The president of the Ontario Public Service Employees Union, which represents 130,000 public sector workers, says that short of scrapping the list altogether, he, too, would like to see the threshold raised to reflect inflation, but that he is not holding his breath.
"I doubt that they will ever raise it," said Warren (Smokey) Thomas. "It's such a political hot potato. I'd be surprised if any government had the nerve to touch it."
$100K not 'chump change' for many
Not everyone agrees that the $100,000 minimum is outdated. Armine Yalnizyan of the Canadian Centre for Policy Alternatives points out that more than half of Ontarians reported an income of less than $35,000 on their taxes in 2011 — although that includes non-working people such as students, seniors and those receiving government support.
"One hundred thousand dollars might seem like chump change to a lot of people these days. They should be chastened to know how many people are nowhere near that," she said.
As flawed as it is, the list does get people talking about the relative worth of paid work and the still taboo question: How much do you make?
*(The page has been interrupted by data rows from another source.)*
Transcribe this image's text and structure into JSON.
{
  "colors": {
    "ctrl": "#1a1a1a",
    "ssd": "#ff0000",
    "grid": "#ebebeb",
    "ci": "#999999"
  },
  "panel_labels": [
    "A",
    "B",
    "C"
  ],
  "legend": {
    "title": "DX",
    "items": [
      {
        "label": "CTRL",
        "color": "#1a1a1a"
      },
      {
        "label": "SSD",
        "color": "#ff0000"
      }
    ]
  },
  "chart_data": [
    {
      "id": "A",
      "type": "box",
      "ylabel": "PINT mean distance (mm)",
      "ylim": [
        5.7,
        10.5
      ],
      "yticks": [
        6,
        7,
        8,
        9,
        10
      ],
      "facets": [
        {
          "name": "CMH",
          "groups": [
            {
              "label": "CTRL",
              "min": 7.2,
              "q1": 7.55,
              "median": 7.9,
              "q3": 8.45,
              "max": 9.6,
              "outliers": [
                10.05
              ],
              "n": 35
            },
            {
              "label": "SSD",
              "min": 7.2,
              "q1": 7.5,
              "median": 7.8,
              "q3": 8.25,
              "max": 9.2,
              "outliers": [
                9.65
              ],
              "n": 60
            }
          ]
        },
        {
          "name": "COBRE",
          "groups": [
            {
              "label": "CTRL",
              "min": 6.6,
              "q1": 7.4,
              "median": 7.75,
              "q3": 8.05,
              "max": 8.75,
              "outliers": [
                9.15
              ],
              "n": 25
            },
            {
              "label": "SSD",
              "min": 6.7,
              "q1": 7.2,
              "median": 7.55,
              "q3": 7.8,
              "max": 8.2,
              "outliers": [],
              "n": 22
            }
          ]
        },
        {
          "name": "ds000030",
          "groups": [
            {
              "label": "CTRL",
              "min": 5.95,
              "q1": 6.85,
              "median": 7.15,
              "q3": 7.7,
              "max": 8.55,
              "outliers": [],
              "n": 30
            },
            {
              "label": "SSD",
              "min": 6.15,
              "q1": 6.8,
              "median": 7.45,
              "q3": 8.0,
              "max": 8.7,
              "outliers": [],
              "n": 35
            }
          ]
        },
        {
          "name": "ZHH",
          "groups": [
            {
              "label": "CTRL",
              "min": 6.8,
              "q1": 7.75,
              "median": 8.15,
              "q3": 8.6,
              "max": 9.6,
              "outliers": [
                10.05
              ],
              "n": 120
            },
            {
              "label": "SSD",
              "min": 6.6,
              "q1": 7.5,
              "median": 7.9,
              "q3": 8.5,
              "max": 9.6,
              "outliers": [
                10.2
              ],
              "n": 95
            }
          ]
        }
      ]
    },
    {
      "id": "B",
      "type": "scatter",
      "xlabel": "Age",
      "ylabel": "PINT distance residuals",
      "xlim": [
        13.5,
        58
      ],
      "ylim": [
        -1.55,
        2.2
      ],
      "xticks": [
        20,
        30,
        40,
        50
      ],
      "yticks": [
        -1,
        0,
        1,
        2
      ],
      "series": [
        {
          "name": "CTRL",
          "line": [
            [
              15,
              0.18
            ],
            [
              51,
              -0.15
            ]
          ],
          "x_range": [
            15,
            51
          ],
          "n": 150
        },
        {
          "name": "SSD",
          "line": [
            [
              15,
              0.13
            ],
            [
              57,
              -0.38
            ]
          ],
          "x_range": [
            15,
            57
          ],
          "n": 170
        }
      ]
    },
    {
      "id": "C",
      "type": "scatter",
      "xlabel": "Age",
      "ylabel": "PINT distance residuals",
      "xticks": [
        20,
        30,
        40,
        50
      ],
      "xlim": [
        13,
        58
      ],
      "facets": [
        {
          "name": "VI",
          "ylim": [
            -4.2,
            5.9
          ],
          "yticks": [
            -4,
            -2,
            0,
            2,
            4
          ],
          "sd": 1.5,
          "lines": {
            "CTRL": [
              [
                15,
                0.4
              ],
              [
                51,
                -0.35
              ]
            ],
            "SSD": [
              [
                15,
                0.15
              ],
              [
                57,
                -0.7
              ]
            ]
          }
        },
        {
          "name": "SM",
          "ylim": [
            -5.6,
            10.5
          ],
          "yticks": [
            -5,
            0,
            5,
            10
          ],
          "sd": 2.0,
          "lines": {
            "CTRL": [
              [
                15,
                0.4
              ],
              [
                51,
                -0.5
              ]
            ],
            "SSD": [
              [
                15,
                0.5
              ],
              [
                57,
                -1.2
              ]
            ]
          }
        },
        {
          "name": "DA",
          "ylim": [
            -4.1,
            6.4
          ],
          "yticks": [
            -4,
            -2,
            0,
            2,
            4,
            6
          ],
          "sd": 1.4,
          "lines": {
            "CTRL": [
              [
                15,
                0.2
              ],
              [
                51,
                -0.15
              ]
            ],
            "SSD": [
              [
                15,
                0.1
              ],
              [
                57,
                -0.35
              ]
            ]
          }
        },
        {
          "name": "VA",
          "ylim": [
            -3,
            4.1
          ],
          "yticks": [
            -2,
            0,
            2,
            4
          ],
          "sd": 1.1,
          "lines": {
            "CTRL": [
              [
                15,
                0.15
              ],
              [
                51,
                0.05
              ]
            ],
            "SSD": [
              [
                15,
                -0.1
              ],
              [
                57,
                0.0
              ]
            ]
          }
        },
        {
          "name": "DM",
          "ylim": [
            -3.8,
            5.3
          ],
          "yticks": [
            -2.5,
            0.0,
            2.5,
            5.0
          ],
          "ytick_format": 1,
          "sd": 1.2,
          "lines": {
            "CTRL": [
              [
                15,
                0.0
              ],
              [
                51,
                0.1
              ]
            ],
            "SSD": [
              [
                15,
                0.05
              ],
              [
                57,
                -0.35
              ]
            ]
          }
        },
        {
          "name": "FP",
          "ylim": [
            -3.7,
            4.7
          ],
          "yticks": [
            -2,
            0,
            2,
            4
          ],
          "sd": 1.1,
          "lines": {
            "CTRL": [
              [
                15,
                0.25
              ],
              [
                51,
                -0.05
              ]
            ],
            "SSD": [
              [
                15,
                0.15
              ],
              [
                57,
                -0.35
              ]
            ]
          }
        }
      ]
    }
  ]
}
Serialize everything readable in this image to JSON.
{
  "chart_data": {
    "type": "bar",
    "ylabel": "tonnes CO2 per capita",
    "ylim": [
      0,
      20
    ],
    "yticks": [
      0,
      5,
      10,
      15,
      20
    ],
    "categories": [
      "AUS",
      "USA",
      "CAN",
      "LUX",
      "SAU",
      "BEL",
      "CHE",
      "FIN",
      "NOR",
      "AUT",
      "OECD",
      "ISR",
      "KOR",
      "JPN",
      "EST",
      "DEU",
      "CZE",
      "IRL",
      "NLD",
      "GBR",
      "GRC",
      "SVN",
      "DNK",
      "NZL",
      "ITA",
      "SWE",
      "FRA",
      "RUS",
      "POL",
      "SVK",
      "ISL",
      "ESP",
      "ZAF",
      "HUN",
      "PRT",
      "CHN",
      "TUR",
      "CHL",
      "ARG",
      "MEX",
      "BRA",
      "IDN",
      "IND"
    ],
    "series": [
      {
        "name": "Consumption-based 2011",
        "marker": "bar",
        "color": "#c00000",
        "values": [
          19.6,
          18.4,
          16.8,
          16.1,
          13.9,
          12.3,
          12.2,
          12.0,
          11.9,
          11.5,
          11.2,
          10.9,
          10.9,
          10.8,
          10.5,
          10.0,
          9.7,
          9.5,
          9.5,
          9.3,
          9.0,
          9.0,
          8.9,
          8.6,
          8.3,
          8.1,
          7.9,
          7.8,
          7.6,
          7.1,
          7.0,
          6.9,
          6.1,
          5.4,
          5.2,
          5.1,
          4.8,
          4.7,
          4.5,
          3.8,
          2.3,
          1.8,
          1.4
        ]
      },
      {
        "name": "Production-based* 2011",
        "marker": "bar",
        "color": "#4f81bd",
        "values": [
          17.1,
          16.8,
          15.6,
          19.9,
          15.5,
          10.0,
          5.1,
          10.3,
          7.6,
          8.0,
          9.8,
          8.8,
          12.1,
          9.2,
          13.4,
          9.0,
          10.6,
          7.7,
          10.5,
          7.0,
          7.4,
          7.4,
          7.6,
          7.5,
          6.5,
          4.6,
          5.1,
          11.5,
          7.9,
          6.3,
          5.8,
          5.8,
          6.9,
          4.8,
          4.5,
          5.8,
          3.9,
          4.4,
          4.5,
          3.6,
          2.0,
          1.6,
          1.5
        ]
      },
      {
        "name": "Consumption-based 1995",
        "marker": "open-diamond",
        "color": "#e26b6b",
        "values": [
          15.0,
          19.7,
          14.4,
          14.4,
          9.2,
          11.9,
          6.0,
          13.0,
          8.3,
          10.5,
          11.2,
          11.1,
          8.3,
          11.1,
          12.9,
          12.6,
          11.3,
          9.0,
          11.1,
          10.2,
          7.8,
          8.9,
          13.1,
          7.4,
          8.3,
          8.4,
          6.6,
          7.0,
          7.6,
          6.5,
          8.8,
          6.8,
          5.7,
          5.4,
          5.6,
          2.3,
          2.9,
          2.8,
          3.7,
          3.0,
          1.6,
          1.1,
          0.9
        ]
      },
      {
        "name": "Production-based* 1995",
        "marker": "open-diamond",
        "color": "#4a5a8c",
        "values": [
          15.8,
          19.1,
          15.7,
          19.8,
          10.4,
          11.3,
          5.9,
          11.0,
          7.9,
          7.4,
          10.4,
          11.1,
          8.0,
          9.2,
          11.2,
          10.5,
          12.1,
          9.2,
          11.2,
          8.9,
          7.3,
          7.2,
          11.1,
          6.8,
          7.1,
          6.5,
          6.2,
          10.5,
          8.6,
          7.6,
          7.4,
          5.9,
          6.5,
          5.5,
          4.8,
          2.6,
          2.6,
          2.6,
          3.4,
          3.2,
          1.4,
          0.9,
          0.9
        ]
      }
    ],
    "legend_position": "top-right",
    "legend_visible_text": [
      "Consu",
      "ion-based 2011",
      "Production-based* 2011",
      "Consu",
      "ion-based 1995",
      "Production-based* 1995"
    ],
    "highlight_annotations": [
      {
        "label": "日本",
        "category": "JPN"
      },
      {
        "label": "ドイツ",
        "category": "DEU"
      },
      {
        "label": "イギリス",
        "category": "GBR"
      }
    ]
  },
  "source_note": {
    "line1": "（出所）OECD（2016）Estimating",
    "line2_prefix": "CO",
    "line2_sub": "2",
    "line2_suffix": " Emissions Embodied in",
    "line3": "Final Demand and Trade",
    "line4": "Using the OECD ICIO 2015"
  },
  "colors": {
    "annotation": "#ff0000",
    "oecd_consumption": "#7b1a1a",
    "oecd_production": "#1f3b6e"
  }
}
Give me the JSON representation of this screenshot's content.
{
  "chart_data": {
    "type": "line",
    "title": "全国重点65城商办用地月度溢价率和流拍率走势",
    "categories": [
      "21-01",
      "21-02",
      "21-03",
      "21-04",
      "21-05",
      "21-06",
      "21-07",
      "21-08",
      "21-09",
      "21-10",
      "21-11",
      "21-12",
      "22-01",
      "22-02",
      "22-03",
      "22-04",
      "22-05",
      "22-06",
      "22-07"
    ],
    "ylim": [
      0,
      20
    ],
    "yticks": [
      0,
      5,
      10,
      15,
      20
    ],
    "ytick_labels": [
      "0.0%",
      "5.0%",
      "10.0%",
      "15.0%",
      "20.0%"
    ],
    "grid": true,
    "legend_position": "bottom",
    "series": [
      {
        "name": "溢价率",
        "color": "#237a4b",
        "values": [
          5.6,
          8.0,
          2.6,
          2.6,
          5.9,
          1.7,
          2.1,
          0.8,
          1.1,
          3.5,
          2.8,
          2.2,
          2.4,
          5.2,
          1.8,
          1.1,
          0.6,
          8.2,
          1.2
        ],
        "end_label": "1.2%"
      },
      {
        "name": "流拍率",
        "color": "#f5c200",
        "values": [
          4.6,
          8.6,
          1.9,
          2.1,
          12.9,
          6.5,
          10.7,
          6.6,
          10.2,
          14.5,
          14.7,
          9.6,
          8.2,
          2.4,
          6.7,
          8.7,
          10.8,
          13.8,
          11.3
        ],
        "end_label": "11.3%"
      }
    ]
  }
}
But at a time when global economic growth is slowing, it can also expose cracks in the social fabric, Yalnizyan said.
"The less the pie grows, the more you see who's getting what, and if you're not getting any — if you're actually losing ground and somebody's making more someplace else — it really raises the political friction in the conversation and the need to address this distribution of the gains from growth," she said.
Who should disclose?
Some have argued that it's not enough to hike the $100,000 minimum but that the government should more consistently apply the criteria for mandatory disclosure and expand the list to include other types of organizations that receive government money or tax benefits, such as NGOs and unions.
"I don't think the issue is whether it should be $100,000, $110,000 or $150,000. The issue is should there be disclosure, and what should be the criterion?" said Lee.
"Right now, what we have is a very unfair system because some people get disclosed and other people don't."
Thomas says he'd have no problem seeing his salary and that of other union executives on the Sunshine List — and happily volunteered that he makes $125,000 per year plus a $700 per month travel allowance — but he would also like salary disclosure requirements of some kind to apply to private companies that receive public contracts.
"If you want true accountability, there's about a third of all government spending that makes its way into the private sector," he said. "A company like EllisDon is getting almost every infrastructure project in the province, so why don't they have to disclose?… If there is a taxpayer dollar involved, the ombudsman and public auditor should be able to have a look at it."
Thomas said the Sunshine List has done little to promote accountability within government. Some of the salaries at the top of the list, such as the $1.71 million Ontario Power Generation CEO Tom Mitchell reported, are "totally out of line," he said, and he urged more consistency in how wages are negotiated across the public sector.
"There is no rhyme or reason to how the broad public sector is funded, never mind how they pay their staff," he said. "There does not appear to be a vision for what government is; it changes with political stripes."